Were you a slave when you were called? Don’t let it trouble you—although if you can gain your freedom, do so. For the one who was a slave when called to faith in the Lord is the Lord’s freed person; similarly, the one who was free when called is Christ’s slave. You were bought at a price; do not become slaves of human beings. Brothers and sisters, each person, as responsible to God, should remain in the situation they were in when God called them. - 1 Corinthians 7:20-24

During my meditation week a friend of mine sent me a flyer for a day of fasting organized by the Muslim Student Union at USC. The day of fasting was to raise money for a local organization that clothes and feeds folks who need a little extra help.

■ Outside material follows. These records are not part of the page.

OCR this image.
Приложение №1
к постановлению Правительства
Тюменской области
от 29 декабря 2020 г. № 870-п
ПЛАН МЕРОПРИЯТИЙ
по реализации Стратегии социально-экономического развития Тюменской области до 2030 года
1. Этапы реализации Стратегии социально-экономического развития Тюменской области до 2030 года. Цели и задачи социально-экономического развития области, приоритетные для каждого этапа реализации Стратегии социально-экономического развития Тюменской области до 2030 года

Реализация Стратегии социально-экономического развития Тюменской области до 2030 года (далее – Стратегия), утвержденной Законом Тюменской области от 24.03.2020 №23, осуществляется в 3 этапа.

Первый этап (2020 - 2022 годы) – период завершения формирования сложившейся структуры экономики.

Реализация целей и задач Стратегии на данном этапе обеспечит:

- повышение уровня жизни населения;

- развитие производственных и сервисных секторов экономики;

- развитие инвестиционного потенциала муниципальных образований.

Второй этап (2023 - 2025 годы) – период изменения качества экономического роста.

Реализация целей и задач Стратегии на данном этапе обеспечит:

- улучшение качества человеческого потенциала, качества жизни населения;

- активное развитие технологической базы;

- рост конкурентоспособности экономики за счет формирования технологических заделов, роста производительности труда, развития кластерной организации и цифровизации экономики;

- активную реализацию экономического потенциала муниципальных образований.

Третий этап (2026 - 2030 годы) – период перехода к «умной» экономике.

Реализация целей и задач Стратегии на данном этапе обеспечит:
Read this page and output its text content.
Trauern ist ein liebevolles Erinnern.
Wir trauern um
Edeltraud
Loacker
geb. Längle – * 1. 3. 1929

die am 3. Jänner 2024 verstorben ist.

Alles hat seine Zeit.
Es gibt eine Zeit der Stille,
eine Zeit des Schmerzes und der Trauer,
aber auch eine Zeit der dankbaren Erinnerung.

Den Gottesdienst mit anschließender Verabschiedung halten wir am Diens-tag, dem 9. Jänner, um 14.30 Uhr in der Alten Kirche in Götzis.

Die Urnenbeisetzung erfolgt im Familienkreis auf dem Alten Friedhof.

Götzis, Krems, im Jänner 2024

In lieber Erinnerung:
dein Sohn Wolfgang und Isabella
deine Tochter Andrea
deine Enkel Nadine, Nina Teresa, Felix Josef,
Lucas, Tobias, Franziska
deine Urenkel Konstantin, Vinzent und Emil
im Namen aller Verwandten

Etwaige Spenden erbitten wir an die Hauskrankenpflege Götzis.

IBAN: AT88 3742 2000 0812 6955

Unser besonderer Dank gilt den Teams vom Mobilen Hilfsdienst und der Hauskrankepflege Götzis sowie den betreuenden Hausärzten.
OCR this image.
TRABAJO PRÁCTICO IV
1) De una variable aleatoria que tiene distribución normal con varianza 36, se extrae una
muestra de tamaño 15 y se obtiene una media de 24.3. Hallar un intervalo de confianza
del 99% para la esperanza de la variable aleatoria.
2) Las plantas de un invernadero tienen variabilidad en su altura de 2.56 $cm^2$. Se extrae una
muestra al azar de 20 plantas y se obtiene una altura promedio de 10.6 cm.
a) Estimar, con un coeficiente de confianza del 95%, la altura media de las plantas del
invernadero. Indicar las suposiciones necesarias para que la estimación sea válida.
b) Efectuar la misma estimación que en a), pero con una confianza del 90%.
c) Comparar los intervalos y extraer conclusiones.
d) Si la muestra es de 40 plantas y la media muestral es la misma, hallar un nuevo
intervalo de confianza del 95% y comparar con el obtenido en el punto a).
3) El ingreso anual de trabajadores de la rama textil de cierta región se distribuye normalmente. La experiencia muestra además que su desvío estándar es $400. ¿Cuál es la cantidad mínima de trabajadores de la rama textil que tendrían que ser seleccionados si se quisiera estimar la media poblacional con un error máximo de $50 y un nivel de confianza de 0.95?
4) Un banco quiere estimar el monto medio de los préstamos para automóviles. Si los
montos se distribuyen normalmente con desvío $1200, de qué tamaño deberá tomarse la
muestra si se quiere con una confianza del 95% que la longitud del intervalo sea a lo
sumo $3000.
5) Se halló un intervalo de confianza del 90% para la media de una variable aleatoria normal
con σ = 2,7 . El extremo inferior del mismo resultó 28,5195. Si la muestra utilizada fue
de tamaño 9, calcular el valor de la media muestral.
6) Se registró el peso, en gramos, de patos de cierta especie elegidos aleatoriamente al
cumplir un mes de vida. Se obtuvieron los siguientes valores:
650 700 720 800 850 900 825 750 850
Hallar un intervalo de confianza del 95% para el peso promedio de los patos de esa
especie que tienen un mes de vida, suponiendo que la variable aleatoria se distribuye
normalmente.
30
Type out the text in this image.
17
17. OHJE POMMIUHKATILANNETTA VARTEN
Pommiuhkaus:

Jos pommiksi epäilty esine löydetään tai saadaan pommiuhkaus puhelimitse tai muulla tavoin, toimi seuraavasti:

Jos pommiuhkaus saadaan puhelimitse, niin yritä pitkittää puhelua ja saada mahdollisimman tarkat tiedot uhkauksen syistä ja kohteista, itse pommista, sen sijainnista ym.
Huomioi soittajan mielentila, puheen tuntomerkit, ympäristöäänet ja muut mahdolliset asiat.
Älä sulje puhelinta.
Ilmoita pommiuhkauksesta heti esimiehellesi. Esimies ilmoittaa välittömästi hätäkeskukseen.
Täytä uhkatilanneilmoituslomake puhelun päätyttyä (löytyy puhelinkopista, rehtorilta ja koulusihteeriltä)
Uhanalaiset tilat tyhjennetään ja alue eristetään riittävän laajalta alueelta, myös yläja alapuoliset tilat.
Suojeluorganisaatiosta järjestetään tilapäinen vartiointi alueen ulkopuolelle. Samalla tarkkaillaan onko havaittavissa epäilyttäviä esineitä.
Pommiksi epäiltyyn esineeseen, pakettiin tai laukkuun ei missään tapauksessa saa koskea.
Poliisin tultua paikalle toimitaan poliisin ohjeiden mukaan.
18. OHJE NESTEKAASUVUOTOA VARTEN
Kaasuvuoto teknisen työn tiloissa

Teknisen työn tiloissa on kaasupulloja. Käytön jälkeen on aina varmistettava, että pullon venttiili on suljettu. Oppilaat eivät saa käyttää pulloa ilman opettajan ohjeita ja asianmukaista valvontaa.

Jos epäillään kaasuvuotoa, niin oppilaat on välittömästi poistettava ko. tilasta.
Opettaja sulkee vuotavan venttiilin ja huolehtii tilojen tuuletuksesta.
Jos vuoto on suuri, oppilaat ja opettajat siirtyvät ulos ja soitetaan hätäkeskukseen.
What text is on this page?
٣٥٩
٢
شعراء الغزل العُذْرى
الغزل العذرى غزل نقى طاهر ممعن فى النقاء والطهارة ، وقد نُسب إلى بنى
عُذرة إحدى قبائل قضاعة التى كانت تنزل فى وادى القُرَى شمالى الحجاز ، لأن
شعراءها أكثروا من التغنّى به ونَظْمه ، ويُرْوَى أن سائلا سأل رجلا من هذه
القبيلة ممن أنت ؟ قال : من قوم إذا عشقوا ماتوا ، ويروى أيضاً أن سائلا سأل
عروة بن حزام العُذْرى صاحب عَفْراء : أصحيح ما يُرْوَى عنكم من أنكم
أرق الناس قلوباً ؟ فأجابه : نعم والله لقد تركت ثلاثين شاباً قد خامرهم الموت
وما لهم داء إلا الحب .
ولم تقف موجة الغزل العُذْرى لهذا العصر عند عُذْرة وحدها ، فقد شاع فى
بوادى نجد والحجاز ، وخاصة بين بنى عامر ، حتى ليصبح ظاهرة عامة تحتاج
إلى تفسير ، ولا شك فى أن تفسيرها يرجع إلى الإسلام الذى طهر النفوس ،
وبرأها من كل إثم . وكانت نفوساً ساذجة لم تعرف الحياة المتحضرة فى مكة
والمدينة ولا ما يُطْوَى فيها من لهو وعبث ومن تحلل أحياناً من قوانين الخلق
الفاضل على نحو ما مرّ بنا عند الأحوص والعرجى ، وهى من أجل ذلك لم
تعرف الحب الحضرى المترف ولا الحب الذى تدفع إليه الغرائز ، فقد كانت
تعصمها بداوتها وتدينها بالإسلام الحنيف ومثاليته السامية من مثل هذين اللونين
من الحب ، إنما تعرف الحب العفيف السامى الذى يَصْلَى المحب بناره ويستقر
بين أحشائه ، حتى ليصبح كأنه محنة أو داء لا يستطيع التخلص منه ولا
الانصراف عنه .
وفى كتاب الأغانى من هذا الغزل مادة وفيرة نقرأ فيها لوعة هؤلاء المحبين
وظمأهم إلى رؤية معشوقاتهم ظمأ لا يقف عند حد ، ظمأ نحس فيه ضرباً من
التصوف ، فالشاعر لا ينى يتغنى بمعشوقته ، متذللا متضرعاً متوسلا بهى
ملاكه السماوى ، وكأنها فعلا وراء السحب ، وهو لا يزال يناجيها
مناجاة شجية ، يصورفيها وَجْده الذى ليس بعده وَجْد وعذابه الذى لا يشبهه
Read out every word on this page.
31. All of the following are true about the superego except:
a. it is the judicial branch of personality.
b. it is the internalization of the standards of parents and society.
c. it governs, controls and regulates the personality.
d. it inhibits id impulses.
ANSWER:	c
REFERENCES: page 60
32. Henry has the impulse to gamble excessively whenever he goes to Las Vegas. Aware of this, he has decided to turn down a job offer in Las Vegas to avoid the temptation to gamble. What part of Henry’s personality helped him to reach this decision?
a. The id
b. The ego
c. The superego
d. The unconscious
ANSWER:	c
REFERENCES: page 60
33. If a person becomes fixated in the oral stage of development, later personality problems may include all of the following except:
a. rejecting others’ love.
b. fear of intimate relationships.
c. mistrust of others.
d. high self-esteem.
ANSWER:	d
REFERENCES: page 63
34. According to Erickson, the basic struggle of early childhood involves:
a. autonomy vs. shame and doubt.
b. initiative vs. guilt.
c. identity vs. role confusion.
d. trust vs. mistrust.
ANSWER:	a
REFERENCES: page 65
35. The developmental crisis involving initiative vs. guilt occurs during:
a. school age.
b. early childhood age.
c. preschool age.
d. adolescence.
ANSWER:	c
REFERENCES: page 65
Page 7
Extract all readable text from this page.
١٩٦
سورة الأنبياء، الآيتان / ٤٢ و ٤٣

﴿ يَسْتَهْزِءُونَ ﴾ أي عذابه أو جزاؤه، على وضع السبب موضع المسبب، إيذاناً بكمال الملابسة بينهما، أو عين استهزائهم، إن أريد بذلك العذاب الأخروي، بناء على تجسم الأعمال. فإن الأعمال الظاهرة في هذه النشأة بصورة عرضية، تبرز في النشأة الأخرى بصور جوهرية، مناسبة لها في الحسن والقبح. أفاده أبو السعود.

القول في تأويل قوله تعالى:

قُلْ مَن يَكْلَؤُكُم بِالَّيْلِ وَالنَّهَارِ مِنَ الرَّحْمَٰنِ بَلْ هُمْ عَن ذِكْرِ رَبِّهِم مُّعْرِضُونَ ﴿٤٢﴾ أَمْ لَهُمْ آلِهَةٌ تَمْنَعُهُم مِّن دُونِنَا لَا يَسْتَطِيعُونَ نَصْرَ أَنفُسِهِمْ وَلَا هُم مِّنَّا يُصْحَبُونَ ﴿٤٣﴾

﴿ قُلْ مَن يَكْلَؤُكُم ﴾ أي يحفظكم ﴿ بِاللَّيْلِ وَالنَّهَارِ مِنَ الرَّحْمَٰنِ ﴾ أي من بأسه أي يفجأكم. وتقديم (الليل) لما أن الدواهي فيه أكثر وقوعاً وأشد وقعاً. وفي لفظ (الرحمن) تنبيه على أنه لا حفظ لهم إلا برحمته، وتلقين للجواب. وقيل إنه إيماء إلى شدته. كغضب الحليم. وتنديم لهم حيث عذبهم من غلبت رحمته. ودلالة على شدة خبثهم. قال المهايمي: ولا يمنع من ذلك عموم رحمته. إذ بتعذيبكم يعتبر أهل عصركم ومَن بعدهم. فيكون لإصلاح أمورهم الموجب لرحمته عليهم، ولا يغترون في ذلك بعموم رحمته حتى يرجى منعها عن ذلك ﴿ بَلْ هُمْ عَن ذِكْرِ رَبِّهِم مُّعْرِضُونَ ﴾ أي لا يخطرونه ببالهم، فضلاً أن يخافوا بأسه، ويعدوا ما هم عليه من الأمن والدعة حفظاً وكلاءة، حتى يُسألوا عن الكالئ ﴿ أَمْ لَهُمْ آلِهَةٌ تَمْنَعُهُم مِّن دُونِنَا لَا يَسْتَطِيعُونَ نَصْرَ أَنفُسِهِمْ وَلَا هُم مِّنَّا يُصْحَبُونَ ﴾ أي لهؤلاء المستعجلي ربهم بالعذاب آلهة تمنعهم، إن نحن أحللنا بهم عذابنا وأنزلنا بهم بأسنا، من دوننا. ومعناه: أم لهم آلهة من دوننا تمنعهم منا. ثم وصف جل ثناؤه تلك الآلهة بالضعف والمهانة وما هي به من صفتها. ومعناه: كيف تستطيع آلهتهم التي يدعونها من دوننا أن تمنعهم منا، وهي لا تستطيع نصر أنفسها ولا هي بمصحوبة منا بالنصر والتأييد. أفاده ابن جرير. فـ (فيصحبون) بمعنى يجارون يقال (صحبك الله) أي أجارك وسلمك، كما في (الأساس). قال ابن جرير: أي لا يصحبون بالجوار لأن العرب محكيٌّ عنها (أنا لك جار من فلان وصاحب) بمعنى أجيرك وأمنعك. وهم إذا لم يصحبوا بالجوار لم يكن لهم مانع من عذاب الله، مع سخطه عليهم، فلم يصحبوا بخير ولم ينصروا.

When I received the email and her invitation to join I must admit… I wasn’t feeling it. I was at the beginning of what I knew would be a long and challenging week of meditation and self denial. Do I want to do MORE fasting the following Wednesday?

No I did not.

But I have never truly fasted in the strict dietary sense of the word. I’ve done the master cleanse. I’ve done extended periods of focused meditation and prayer; but I’ve never gone a day without eating or drinking. I was intrigued and a bit afraid that I wouldn’t make it, and as a result, I committed to do it.

The day snuck up on me and in the morning I almost forgot! As I had a cup of water in my hand I thought “wait a minute, isn’t today the day that I am supposed to fast?” Dang it… yes it was. And I was thirsty too. I put the cup down thinking hey, maybe if it gets rough through the day I could say that I forgot. Then the more gangsta side of me clowned the punk side of me and I told myself to suck it up. It’s only a day. I’m gonna eat at the reception at 6 pm anyway. It can’t be that hard right?

Well… it wasn’t easy.

I got to work and on cue it was an exceedingly frustrating day. Folks were badgering me for things they needed blah blah blah. I got annoyed very quickly. But in reality it wasn’t any different than any other day. The lack of food and drink was already getting to me.

Man. is food and water really this serious?

I wondered what it must be like for folks who wake up in the morning not knowing where their next meal would come from. After thinking about this for a while and plugging away at my work the hunger pains subsided.

I made it safely to lunch only to find the office smelling like some really good fried chicken.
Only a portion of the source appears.